They go to work each day to care for the most vulnerable Albertans. It’s hard work, the importance of which is not reflected in the pay and benefits they receive. Their employers are notoriously stingy and prefer hiring casual and part-time workers, so they can avoid paying benefits. They are long-term and continuing-care workers and home care workers, and they are joining our union in droves.
Nothando Mkwananzi has worked as a Health Care Aide at Revera – The Churchill for close to fifteen years and remembers what it was like working without a union. She was a member of the bargaining committee that negotiated a new collective agreement this past summer.
The agreement provides for a 4.5% wage increase over three years and several improvements to working conditions, including employer-provided uniforms.

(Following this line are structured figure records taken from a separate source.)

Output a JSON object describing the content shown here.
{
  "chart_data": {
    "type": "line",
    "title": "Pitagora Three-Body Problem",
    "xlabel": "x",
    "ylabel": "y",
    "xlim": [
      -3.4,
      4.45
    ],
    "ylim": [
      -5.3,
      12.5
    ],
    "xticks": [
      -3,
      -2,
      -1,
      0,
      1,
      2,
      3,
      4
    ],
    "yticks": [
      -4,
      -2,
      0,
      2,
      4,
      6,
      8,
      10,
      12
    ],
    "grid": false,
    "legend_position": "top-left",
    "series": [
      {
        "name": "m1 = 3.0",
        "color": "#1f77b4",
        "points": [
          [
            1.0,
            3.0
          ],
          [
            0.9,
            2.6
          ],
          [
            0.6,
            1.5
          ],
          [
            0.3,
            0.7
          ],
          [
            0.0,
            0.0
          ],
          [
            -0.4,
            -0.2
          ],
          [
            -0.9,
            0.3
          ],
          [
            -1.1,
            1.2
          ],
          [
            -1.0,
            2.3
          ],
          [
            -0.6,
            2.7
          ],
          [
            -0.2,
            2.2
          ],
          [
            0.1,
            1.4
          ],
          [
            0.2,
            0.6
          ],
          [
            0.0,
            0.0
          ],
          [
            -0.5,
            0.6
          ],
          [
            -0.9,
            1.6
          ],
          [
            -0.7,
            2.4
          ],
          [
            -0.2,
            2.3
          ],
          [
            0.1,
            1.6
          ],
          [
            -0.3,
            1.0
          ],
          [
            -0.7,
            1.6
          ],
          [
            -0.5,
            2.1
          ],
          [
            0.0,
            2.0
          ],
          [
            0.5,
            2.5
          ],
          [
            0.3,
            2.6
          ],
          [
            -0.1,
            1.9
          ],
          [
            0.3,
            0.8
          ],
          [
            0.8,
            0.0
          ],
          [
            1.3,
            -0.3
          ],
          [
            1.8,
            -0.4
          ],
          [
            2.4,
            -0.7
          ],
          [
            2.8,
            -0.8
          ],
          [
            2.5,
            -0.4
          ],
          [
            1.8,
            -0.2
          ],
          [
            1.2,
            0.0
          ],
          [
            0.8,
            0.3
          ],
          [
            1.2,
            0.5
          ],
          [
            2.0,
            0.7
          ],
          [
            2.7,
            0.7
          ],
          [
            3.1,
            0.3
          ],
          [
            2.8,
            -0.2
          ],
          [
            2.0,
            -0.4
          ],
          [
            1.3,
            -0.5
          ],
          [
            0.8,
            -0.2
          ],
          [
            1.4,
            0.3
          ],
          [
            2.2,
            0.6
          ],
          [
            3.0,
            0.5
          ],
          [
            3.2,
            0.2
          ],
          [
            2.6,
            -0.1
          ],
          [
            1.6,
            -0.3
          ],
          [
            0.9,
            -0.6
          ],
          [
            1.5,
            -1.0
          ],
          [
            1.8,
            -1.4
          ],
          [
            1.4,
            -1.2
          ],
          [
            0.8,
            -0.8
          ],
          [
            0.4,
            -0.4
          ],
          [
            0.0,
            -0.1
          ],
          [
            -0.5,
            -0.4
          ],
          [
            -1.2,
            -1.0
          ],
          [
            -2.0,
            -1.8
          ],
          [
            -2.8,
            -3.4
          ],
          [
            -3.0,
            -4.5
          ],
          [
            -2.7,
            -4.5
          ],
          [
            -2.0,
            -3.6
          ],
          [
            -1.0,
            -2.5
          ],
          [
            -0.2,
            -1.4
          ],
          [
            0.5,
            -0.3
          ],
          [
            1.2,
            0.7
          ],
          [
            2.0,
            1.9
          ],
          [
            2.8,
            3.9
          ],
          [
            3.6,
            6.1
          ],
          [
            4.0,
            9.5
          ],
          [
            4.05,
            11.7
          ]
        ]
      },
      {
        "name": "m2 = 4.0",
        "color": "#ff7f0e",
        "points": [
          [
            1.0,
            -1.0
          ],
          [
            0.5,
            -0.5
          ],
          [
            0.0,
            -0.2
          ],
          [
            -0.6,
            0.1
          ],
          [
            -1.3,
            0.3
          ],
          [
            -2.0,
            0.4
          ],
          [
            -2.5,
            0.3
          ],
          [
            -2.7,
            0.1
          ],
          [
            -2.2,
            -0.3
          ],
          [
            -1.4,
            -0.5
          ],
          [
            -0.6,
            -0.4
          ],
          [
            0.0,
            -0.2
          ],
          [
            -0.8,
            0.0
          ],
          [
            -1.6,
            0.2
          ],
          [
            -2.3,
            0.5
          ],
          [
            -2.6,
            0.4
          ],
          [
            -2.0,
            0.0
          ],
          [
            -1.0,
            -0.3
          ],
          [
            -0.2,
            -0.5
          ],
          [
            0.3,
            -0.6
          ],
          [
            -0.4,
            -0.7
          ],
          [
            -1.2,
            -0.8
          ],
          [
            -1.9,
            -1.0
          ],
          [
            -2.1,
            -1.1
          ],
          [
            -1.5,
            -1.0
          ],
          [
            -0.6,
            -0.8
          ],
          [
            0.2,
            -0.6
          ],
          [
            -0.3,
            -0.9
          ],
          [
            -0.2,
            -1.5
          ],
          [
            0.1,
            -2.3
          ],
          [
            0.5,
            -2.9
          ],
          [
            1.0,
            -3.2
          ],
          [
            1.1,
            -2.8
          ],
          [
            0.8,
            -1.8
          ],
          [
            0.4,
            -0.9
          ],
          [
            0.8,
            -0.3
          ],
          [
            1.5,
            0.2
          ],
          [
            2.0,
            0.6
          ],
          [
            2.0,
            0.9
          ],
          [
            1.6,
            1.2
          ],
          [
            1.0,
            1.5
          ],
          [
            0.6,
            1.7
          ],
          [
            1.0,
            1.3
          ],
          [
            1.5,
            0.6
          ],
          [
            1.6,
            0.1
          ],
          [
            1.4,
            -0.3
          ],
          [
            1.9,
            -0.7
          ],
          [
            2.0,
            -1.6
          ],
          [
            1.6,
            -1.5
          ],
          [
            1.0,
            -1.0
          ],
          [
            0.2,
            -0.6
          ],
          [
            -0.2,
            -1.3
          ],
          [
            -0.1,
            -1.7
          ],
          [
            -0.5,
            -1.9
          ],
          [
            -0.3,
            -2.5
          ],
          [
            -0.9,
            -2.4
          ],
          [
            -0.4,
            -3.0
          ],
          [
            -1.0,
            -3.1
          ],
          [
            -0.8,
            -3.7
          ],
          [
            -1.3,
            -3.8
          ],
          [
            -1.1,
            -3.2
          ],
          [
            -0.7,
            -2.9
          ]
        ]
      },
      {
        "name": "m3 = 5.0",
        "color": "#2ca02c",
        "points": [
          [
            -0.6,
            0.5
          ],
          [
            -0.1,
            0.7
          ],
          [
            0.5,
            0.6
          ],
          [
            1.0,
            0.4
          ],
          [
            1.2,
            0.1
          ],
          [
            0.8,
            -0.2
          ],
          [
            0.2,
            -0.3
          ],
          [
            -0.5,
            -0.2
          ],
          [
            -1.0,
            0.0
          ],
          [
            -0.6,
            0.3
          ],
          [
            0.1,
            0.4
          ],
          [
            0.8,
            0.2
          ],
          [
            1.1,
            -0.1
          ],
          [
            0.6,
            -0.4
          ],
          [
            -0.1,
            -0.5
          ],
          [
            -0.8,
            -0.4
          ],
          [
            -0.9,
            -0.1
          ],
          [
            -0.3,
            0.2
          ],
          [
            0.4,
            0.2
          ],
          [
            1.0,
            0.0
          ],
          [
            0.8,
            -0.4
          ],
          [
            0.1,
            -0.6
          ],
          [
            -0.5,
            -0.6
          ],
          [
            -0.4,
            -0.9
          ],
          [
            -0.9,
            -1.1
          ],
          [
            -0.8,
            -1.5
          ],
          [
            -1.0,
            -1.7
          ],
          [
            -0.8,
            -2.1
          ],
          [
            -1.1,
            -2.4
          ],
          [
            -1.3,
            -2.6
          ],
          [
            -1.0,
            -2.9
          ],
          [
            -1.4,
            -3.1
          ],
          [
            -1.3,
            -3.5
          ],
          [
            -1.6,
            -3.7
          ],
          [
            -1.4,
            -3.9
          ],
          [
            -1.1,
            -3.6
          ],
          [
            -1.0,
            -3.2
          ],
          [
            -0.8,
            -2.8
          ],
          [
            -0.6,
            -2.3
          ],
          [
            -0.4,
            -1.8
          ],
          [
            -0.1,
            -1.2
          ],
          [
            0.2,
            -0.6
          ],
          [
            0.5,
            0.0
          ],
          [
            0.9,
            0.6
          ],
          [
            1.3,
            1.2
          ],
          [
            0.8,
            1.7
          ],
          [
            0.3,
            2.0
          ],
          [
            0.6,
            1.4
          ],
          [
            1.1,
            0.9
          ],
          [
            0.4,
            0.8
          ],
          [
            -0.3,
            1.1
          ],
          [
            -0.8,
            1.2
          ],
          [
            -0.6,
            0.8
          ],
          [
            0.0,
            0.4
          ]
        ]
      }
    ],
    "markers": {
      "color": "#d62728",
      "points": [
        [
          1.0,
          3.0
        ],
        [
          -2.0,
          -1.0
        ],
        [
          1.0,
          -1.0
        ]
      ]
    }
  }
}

“These workers put themselves at risk keeping residents safe every day. The pandemic has made it clear that their working conditions directly affect the living conditions of the vulnerable people they support."
“I would like to thank our negotiating team and the members who worked hard during this past time of the pandemic,” says Mkwananzi. “It wasn’t an easy road. Everything was paralyzed due to the pandemic, but we managed to meet for negotiations virtually and we negotiated in good faith, and we achieved our goals.”
AUPE welcomed 13 new certifications in long-term/continuing/home care over the past two years, all of which are either preparing for bargaining or are already at the table, negotiating their first collective agreements.
“These workers put themselves at risk keeping residents safe every day,” says AUPE Vice-President Bobby Joe Borodey. “The pandemic has made it clear that their working conditions directly affect the living conditions of the vulnerable people they support. We applaud them for recognizing the collective strength that comes with being part of our union family and welcome them with open arms!”